A second alternative measure, known as U-6, encompasses everyone unemployed and looking, plus the marginally attached – and those who are working, but in a part-time job when they would rather work full-time. This metric, sometimes known as the underemployment rate, also has its fans; it was often cited by former Fed Chair Janet Yellen during her tenure at the helm of the central bank.

Finally, the report contains data on the percentage of those unemployed who have been out of work for 27 weeks or more. Economists watch this measure, known as the long-term jobless rate, because the longer people remain out of work, the harder it becomes for them to become re-employed, Finkle writes.
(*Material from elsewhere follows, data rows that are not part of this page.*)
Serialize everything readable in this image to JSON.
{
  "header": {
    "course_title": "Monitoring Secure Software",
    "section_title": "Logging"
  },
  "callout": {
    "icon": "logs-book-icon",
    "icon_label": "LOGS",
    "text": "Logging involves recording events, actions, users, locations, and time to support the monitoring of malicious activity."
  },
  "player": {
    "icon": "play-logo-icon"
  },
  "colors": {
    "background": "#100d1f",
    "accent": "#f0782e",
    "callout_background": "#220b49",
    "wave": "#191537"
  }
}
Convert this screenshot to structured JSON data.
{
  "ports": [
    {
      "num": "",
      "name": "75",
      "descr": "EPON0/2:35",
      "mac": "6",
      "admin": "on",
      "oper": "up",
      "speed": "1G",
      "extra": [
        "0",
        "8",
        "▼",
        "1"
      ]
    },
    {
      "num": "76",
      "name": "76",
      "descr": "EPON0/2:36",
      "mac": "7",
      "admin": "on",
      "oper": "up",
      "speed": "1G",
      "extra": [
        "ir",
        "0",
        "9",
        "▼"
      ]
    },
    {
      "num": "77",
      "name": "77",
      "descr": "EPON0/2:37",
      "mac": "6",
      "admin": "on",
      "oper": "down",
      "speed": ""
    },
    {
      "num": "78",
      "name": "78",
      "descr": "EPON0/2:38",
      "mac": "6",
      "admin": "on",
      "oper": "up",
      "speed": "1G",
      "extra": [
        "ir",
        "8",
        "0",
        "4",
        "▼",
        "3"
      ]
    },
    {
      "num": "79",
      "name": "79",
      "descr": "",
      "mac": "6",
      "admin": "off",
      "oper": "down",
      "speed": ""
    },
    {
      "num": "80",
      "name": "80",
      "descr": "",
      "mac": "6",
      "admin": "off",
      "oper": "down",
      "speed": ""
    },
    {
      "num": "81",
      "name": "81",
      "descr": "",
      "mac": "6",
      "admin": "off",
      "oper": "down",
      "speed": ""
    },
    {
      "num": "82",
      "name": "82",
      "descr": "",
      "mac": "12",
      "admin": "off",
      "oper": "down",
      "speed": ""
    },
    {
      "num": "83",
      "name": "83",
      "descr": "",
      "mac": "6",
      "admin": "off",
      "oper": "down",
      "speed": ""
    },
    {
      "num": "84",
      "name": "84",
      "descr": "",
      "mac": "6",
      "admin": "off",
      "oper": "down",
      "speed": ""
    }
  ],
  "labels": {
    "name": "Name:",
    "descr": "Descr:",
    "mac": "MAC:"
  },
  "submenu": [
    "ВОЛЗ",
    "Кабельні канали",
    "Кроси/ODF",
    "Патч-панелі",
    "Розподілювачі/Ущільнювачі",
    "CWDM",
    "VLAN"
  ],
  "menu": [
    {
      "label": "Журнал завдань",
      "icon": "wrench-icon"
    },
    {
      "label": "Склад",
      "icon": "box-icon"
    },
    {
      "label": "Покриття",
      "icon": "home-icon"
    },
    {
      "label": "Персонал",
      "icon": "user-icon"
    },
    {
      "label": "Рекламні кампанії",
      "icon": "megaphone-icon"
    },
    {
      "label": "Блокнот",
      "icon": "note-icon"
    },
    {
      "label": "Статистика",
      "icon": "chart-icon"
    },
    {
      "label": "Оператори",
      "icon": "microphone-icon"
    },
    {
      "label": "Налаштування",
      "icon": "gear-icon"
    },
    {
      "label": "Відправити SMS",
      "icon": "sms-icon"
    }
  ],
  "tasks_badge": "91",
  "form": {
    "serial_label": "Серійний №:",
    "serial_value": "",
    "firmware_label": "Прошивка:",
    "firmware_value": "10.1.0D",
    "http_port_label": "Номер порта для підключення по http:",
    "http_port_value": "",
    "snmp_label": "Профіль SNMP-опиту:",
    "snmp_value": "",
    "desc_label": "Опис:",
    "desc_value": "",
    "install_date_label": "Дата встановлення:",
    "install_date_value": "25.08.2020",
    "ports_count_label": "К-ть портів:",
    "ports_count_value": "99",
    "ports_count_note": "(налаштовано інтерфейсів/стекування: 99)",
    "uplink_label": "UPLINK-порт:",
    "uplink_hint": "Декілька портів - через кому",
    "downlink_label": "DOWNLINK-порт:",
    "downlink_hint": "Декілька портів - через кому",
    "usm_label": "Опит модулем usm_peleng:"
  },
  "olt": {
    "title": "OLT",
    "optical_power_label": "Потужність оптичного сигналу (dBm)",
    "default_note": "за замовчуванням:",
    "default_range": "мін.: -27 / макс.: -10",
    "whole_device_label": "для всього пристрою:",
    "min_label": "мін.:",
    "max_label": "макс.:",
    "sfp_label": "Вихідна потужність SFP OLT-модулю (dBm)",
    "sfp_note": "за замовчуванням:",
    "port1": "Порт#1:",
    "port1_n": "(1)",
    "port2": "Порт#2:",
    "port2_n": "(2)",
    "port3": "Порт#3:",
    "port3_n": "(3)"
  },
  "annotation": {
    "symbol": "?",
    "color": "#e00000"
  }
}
No matter which unemployment rate one prefers, a constant factor in the equation is the size of the labour force, the sum of all employed and unemployed workers. And economists pay close attention to another measure in the monthly jobs report that bears directly upon the size of the labour force: the rate of participation. It has been declining in recent years – more than 3 percentage points in the past decade – as the large baby boomer generation edges into retirement, a “skills gap” widens between available workers and available jobs and opioid addiction and higher prison rates take their toll.

The monthly report also tracks a number that has been an enduring puzzle: workers’ earnings. As the economy recovered from the 2007-09 recession and the various unemployment rates fell, standard economic theory suggested that wages should rise more or less in tandem, as a stronger economy generated more demand for workers. The fact that this hasn’t happened has left many economists scratching their heads.

Each measure in the jobs report offers one piece of a puzzle that economists, money managers and other decision-makers use to better understand where the economy is headed, Finkle writes.

“If you see that employment grows by 200,000 or wages are growing by 2.5 percent year-over-year, what does that mean?” the Mercatus Center’s Farren told Business Researcher. “When you aggregate [survey data] across all businesses, that’s telling you something about the state of the economy in general. There’s a lot that’s influenced downstream by these relatively limited numbers.”